In a letter to parents, headteacher Jo Woolley said that while it was not necessary to close the school from a health perspective, it will close until at least Wednesday due to “operational difficulties” with staff members.
She said: “Whilst I fully understand this will cause anxiety amongst the school community, I can assure you all necessary steps are being taken to minimise risk to others.
“A deep clean of the school was carried out on Saturday February 29.
“All people who have had contact with the person have already been identified, contacted and know if they need to exclude themselves from school.”
Meanwhile on Saturday, the headteacher of Willow Bank Infant School in Berkshire urged parents to “remain calm and follow the recommended hygiene procedures” after a staff member there also tested positive for Covid-19.
“The school will be shut for some days to allow for a deep clean and to ensure that the risk of infection remain(s) low,” Michelle Masters said.

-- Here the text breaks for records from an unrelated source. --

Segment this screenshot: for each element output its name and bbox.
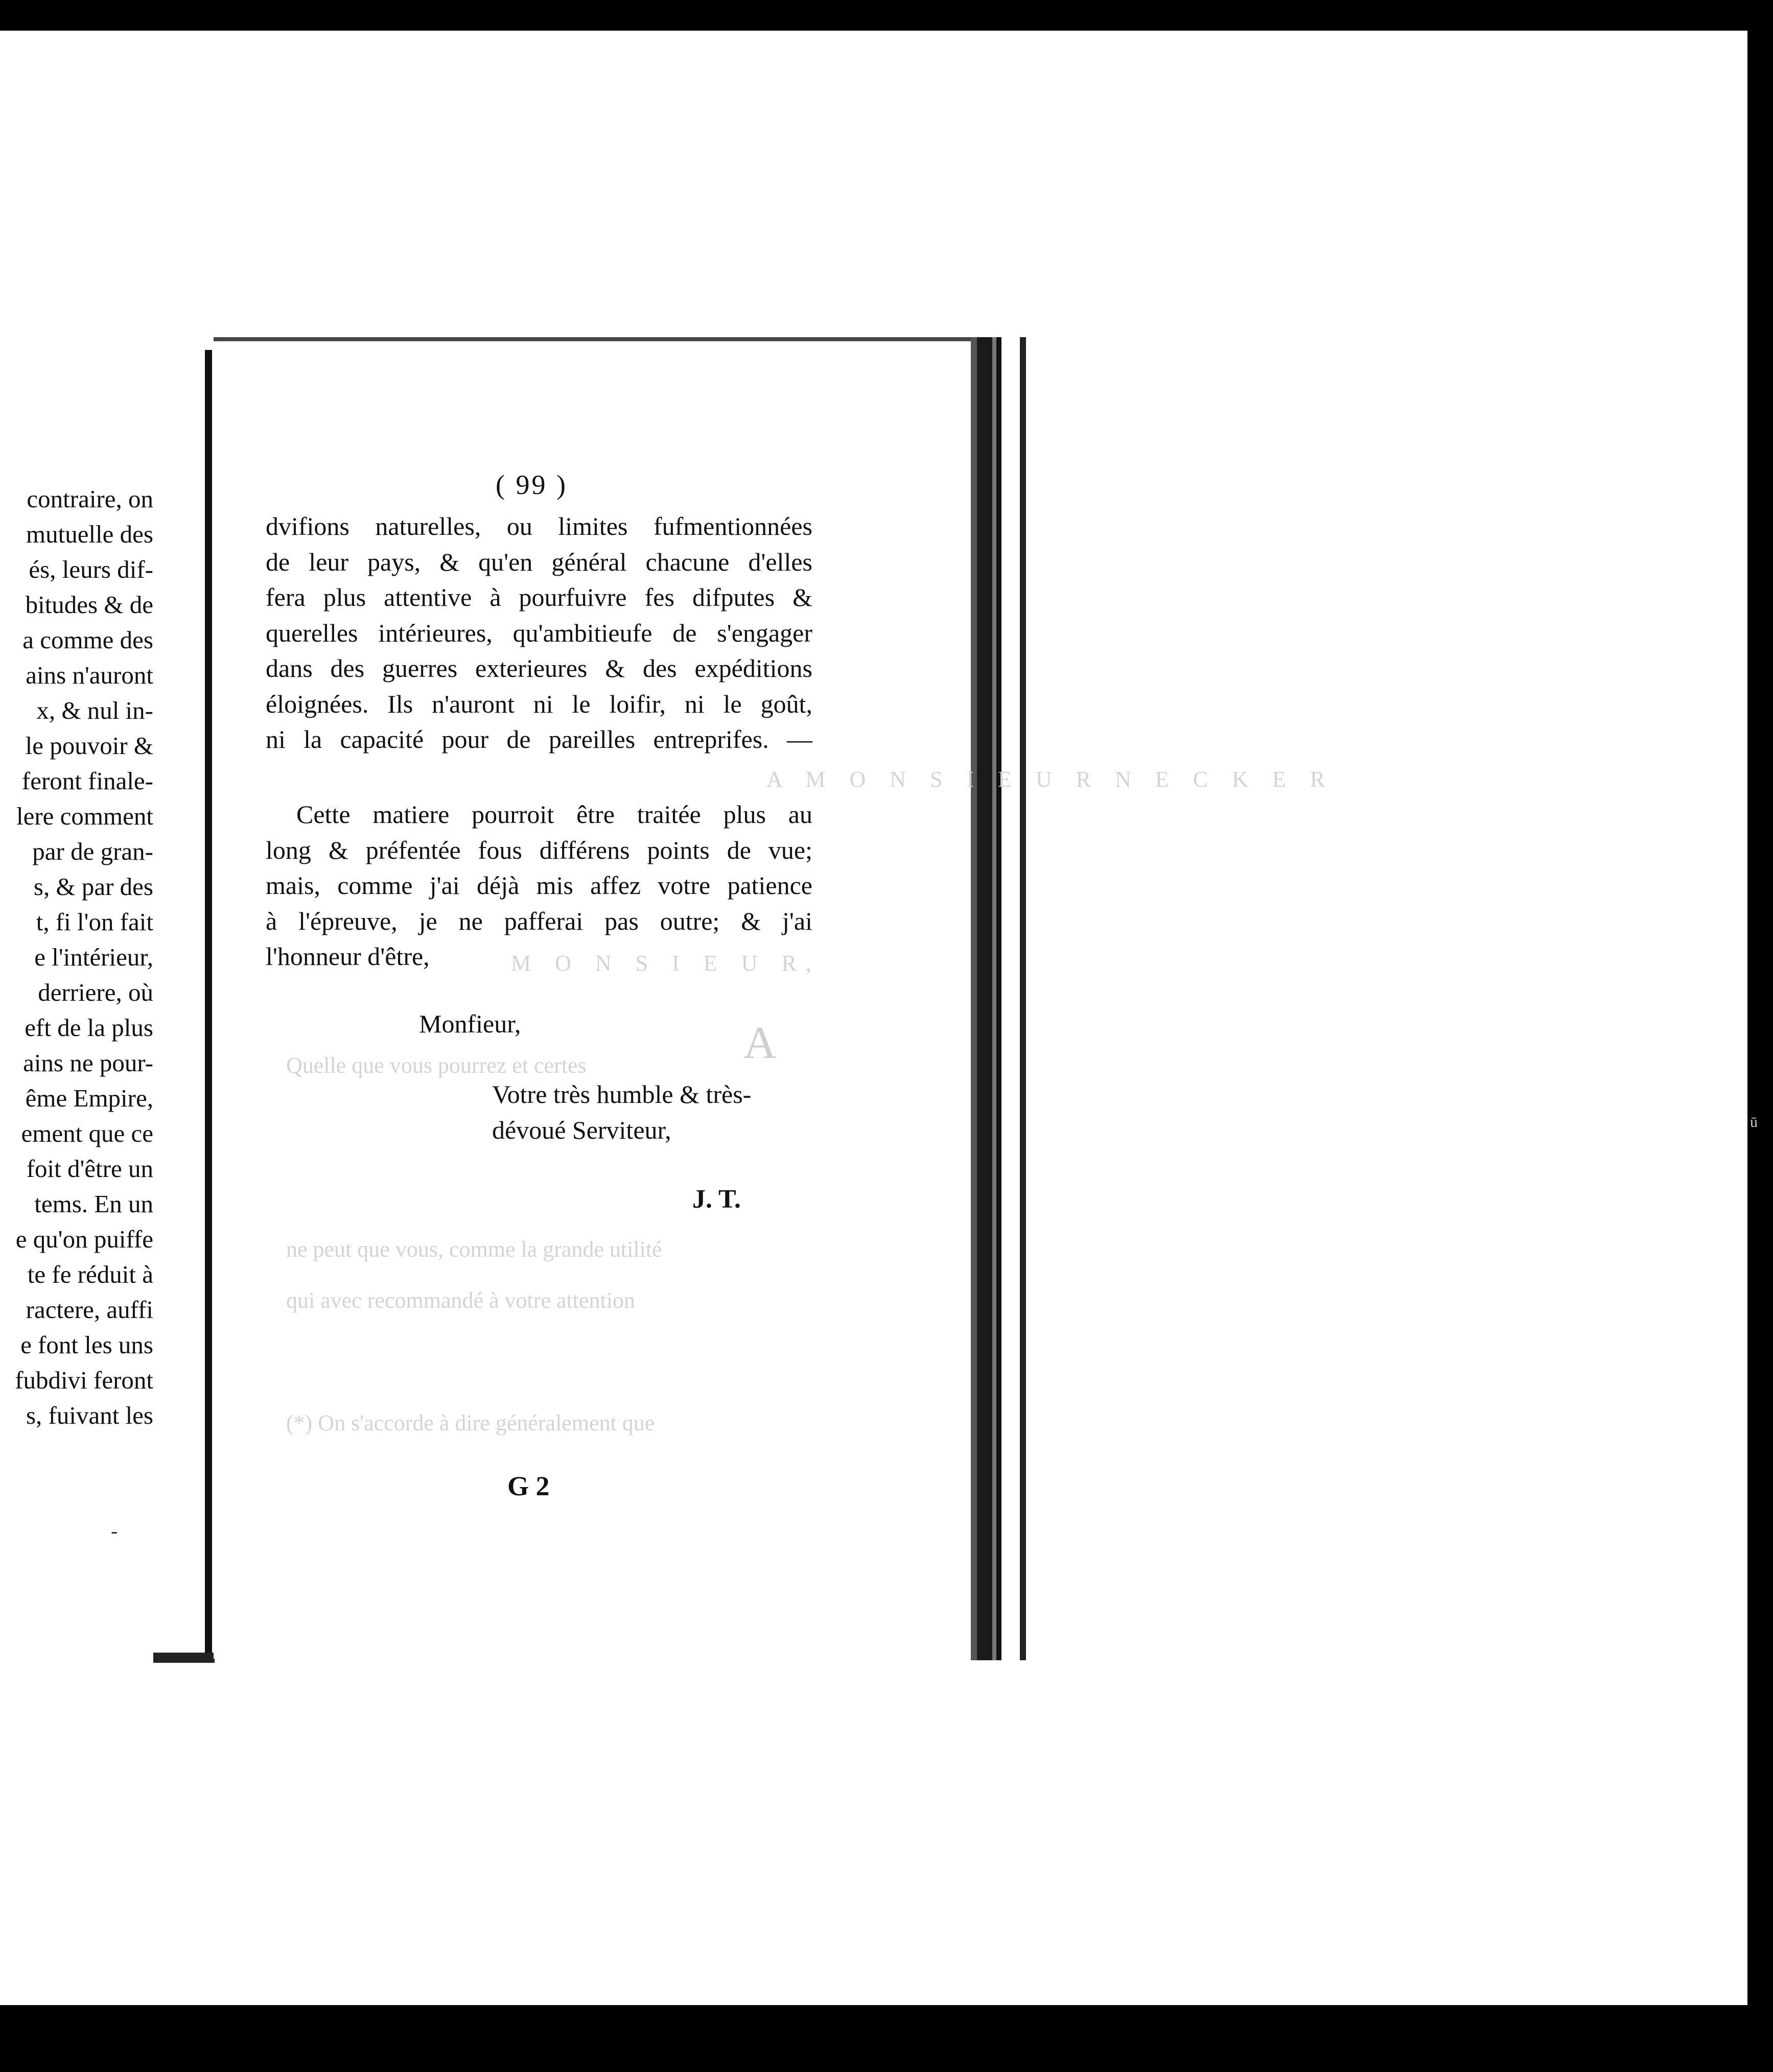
text-line: ractere, auffi: [26, 1296, 153, 1324]
show-through-text: M O N S I E U R,: [511, 951, 821, 976]
text-line: long & préfentée fous différens points de vue;: [266, 835, 812, 864]
text-line: tems. En un: [34, 1190, 153, 1218]
paragraph-2: [266, 797, 812, 975]
ink-speck: -: [111, 1519, 118, 1542]
fore-edge: [996, 337, 1001, 1660]
show-through-text: ne peut que vous, comme la grande utilité: [286, 1237, 662, 1262]
text-line: ement que ce: [21, 1119, 153, 1147]
text-line: t, fi l'on fait: [36, 908, 153, 936]
closing-formula: [492, 1076, 751, 1148]
text-line: mais, comme j'ai déjà mis affez votre patience: [266, 871, 812, 900]
text-line: feront finale-: [21, 767, 153, 795]
show-through-text: A M O N S I E U R N E C K E R: [766, 767, 1335, 792]
fore-edge: [977, 337, 992, 1660]
page-number: ( 99 ): [496, 469, 568, 500]
author-initials: J. T.: [692, 1185, 741, 1214]
text-line: s, & par des: [33, 873, 153, 901]
text-line: fera plus attentive à pourfuivre fes difputes &: [266, 583, 812, 611]
text-line: ains n'auront: [26, 661, 153, 689]
show-through-text: qui avec recommandé à votre attention: [286, 1288, 635, 1313]
text-line: éloignées. Ils n'auront ni le loifir, ni le goût,: [266, 689, 812, 718]
text-line: querelles intérieures, qu'ambitieufe de s'engager: [266, 618, 812, 647]
text-line: foit d'être un: [26, 1155, 153, 1183]
show-through-text: (*) On s'accorde à dire généralement que: [286, 1410, 655, 1435]
salutation: Monfieur,: [419, 1009, 521, 1038]
text-line: l'honneur d'être,: [266, 942, 430, 971]
text-line: fubdivi feront: [15, 1366, 153, 1394]
text-line: à l'épreuve, je ne pafferai pas outre; & j'ai: [266, 906, 812, 935]
fore-edge: [992, 337, 996, 1660]
previous-page-text: [0, 481, 153, 1433]
closing-line: Votre très humble & très-: [492, 1080, 752, 1109]
text-line: derriere, où: [38, 978, 153, 1006]
scan-artifact: ū: [1750, 1114, 1758, 1131]
text-line: ni la capacité pour de pareilles entreprifes. —: [266, 725, 812, 754]
show-through-initial: A: [743, 1018, 777, 1068]
text-line: e qu'on puiffe: [15, 1225, 153, 1253]
text-line: te fe réduit à: [27, 1260, 153, 1288]
fore-edge: [1020, 337, 1026, 1660]
previous-page: [0, 347, 207, 1660]
page-top-edge: [214, 337, 1026, 341]
text-line: dans des guerres exterieures & des expéditions: [266, 654, 812, 682]
closing-line: dévoué Serviteur,: [492, 1116, 671, 1144]
fore-edge: [971, 337, 977, 1660]
book-gutter: [205, 350, 212, 1663]
text-line: par de gran-: [32, 837, 153, 865]
text-line: e l'intérieur,: [34, 943, 153, 971]
paragraph-1: [266, 509, 812, 758]
text-line: dvifions naturelles, ou limites fufmentionnées: [266, 512, 812, 540]
page-shadow: [153, 1653, 215, 1663]
text-line: le pouvoir &: [25, 732, 153, 760]
text-line: ains ne pour-: [23, 1049, 153, 1077]
scan-border-bottom: [0, 2005, 1773, 2072]
fore-edge: [1001, 337, 1020, 1660]
text-line: mutuelle des: [26, 520, 153, 548]
text-line: és, leurs dif-: [29, 555, 153, 583]
show-through-text: Quelle que vous pourrez et certes: [286, 1053, 587, 1078]
text-line: a comme des: [22, 626, 153, 654]
signature-mark: G 2: [507, 1471, 550, 1501]
text-line: s, fuivant les: [26, 1401, 153, 1429]
text-line: de leur pays, & qu'en général chacune d'elles: [266, 547, 812, 576]
text-line: Cette matiere pourroit être traitée plus au: [296, 800, 812, 829]
text-line: e font les uns: [20, 1331, 153, 1359]
text-line: x, & nul in-: [36, 696, 153, 724]
text-line: contraire, on: [27, 485, 153, 513]
scan-border-right: [1747, 0, 1773, 2072]
text-line: lere comment: [16, 802, 153, 830]
text-line: eft de la plus: [25, 1014, 153, 1042]
text-line: bitudes & de: [25, 591, 153, 619]
text-line: ême Empire,: [25, 1084, 153, 1112]
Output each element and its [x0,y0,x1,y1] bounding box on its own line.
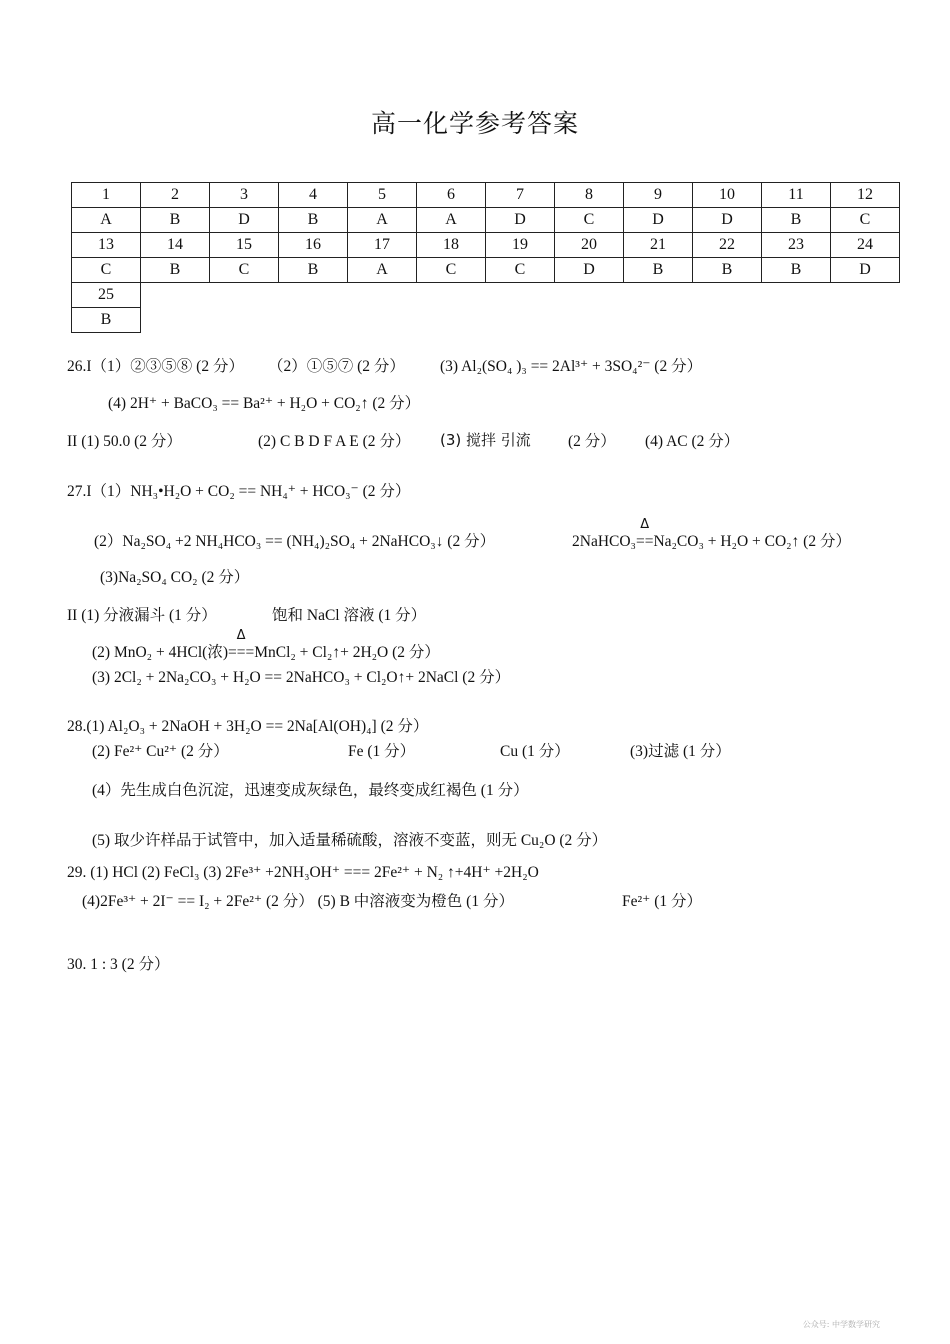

Health officials are also tracing anyone who had close contact with the third case confirmed on Saturday – a resident in in Hertfordshire.
All three of the cases confirmed on Saturday had either been to Italy or Asia, Prof Whitty said.
It came as Donald Trump banned travel to Iran after America reported its first death from the virus.
The US president added that he was considering additional restrictions, including closing the border with Mexico in response to the outbreak.
Elsewhere, the husband of British-Iranian woman Nazanin Zaghari-Ratcliffe believes she has contracted coronavirus at the prison where she is being held.
Richard Ratcliffe said his wife has repeatedly asked to be tested for the virus at the Evin prison in Tehran after suffering from a “strange cold”.
Although there are currently no confirmed cases at the prison, Covid-19 has spread rapidly across Iran – with at least 54 dead amid 978 patients identified.
The Foreign and Commonwealth Office (FCO) has called on the Iranian government to “immediately allow” health professionals into the prison to assess British-Iranian dual nationals.
Holiday operator Tui said on Saturday evening it would be making arrangements for Britons at a coronavirus-stricken hotel in Tenerife who test negative to return to the UK.
Around 160 Britons were among hundreds of guests put into quarantine at the four-star H10 Costa Adeje Palace after at least four holidaymakers were diagnosed with Covid-19.
Spanish authorities have since said the risk of infection for any Britons staying at the hotel was low, although Public Health England (PHE) advised anyone travelling back to self-isolate until March 10.
It comes amid reports that a fifth man at the hotel has tested positive for coronavirus.
The number of people sickened by the virus has climbed to more than 86,000 globally and there have been more than 2,900 deaths, most of them in China.